As expected, COVID-19 had a significant impact on the general aviation industry, affecting manufacturers, suppliers, and businesses around the country that rely on general aviation. In 2020, aircraft deliveries reached a value of $22.8 billion, a decrease compared to $27.3 billion in 2019. Deliveries for piston airplanes remained steady, while turboprop, business jet, and helicopter deliveries declined as compared to 2019.
Yet, despite these setbacks, the general aviation industry remains resilient. According to GAMA, many segments saw a rebound in the fourth quarter of 2020, offering reasons for optimism in 2021.
“While we continue to face headwinds globally, all signs point to strong demand for our products and services,” said GAMA President and CEO Pete Bunce. He added, “As we progress through the recovery process, our member companies have made the health and safety of their employees and that of their suppliers an overarching priority, and rigorously support economic policies that preserve our skilled aerospace workforce.”
Next, a panel of industry leaders discussed issues ranging from making sustainable aviation fuel accessible to building a highly skilled and diverse aviation workforce. The panel also highlighted the promise of emerging aviation technologies, including GA aircraft with electric propulsion.

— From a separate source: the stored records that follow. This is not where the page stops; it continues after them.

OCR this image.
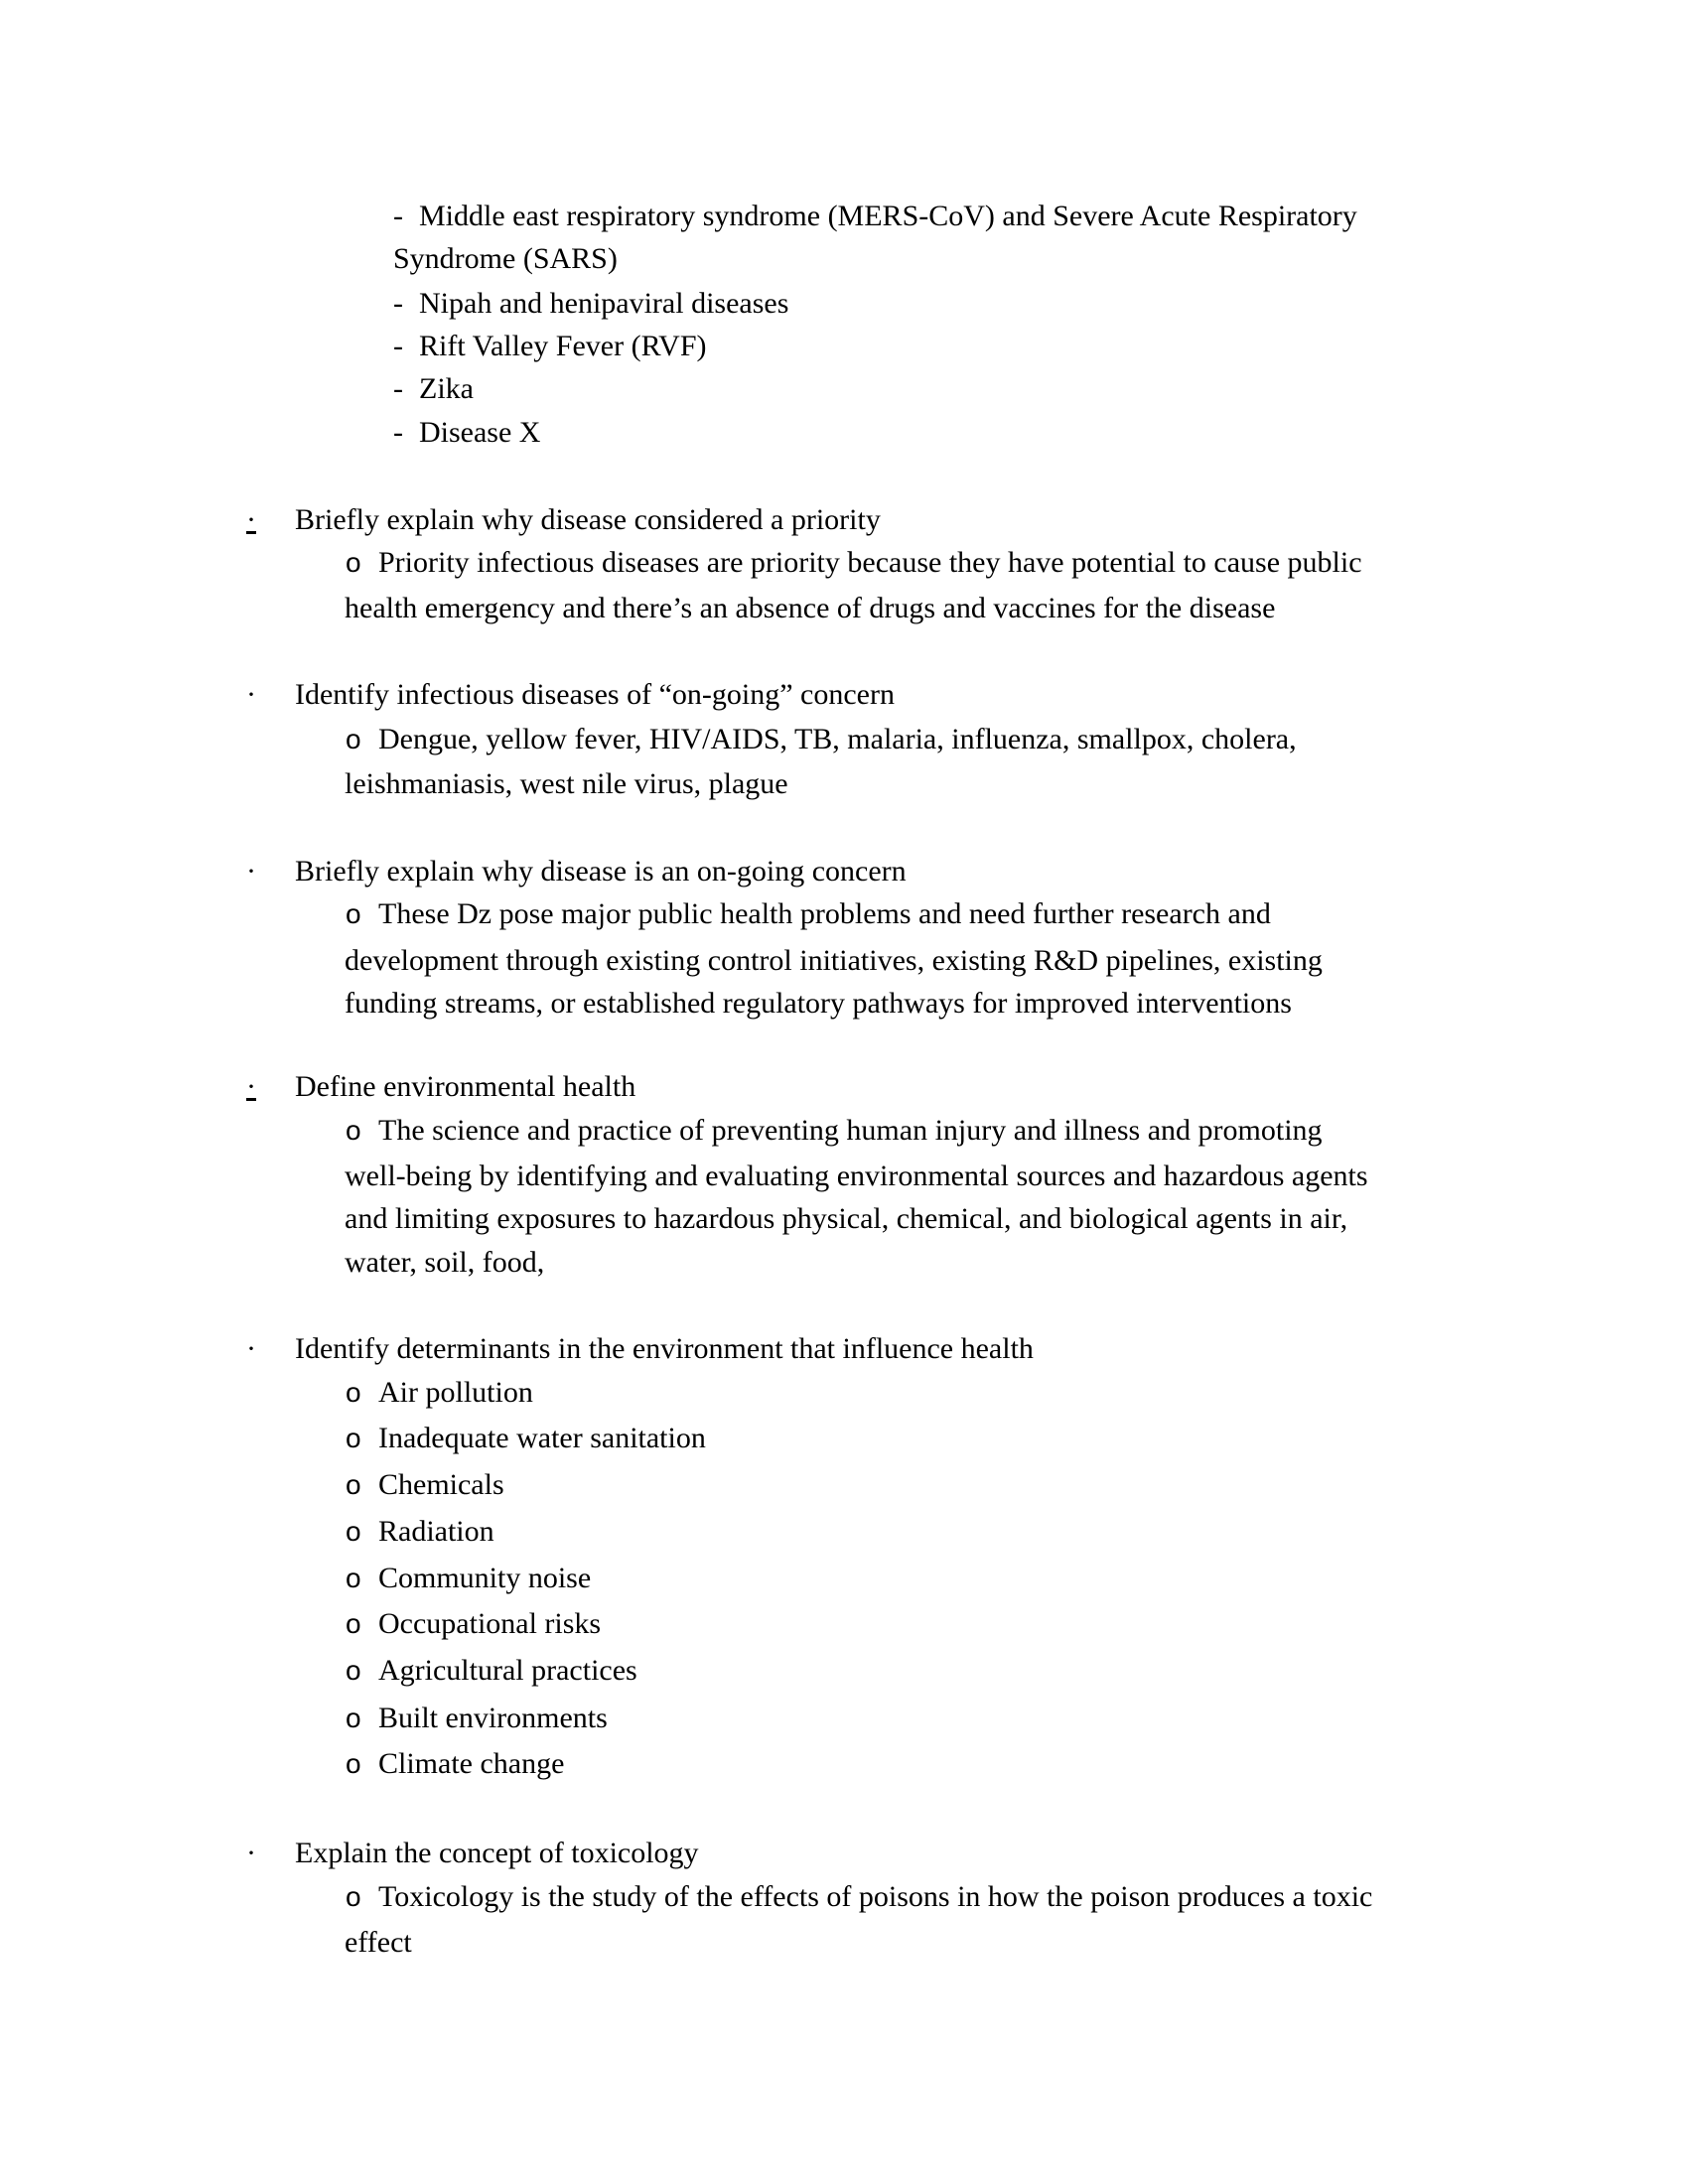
- Middle east respiratory syndrome (MERS-CoV) and Severe Acute Respiratory
Syndrome (SARS)
- Nipah and henipaviral diseases
- Rift Valley Fever (RVF)
- Zika
- Disease X
· Briefly explain why disease considered a priority
o Priority infectious diseases are priority because they have potential to cause public
health emergency and there’s an absence of drugs and vaccines for the disease
· Identify infectious diseases of “on-going” concern
o Dengue, yellow fever, HIV/AIDS, TB, malaria, influenza, smallpox, cholera,
leishmaniasis, west nile virus, plague
· Briefly explain why disease is an on-going concern
o These Dz pose major public health problems and need further research and
development through existing control initiatives, existing R&D pipelines, existing
funding streams, or established regulatory pathways for improved interventions
·	Define environmental health
o The science and practice of preventing human injury and illness and promoting
well-being by identifying and evaluating environmental sources and hazardous agents
and limiting exposures to hazardous physical, chemical, and biological agents in air,
water, soil, food,
· Identify determinants in the environment that influence health
o Air pollution
o Inadequate water sanitation
o Chemicals
o Radiation
o Community noise
o Occupational risks
o Agricultural practices
o Built environments
o Climate change
· Explain the concept of toxicology
o Toxicology is the study of the effects of poisons in how the poison produces a toxic
effect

Roei Ganzarski, CEO of MagniX, which develops motors for electric aircraft, noted the potential long-term impact the pandemic may have on how the public prefers to travel.

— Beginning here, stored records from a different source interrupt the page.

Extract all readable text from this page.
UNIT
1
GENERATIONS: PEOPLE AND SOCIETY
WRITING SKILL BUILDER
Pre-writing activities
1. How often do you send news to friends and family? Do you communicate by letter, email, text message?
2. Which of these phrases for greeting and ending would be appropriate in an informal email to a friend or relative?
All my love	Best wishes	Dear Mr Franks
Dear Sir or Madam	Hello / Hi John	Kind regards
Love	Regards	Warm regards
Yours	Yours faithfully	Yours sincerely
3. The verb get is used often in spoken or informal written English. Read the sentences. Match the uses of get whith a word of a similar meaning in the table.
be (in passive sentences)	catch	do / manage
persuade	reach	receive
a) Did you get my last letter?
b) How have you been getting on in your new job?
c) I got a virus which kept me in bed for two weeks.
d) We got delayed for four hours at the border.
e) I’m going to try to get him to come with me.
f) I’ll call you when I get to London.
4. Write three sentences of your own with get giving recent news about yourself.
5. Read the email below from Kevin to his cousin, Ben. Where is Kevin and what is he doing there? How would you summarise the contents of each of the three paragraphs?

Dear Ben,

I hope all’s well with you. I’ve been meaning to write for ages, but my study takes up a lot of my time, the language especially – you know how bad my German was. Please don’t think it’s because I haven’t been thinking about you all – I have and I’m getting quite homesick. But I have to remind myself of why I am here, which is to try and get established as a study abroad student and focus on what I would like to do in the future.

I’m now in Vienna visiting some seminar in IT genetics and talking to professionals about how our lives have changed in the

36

“People still want to fly,” he said. “But maybe they want to fly from smaller airports around their home as opposed to going to a large hub with large TSA lines and a lot of people. Maybe they want to have a smaller environmental impact when they fly.”
He added, “The move to smaller aircraft and smaller airports could be the future of the way we look at transportation.”
GAMA’s year-end findings will be used to help educate policymakers and leaders about the value general aviation manufacturing creates in the United States and around the world.
The General Aviation Manufacturers Association (GAMA) exists to foster and advance the general welfare, safety, interests, and activities of the global business and general aviation industry. As one of the United States’ first manufacturers of aircraft parts, Hartzell Propeller is proud to support GAMA’s efforts to advocate for the general aviation industry.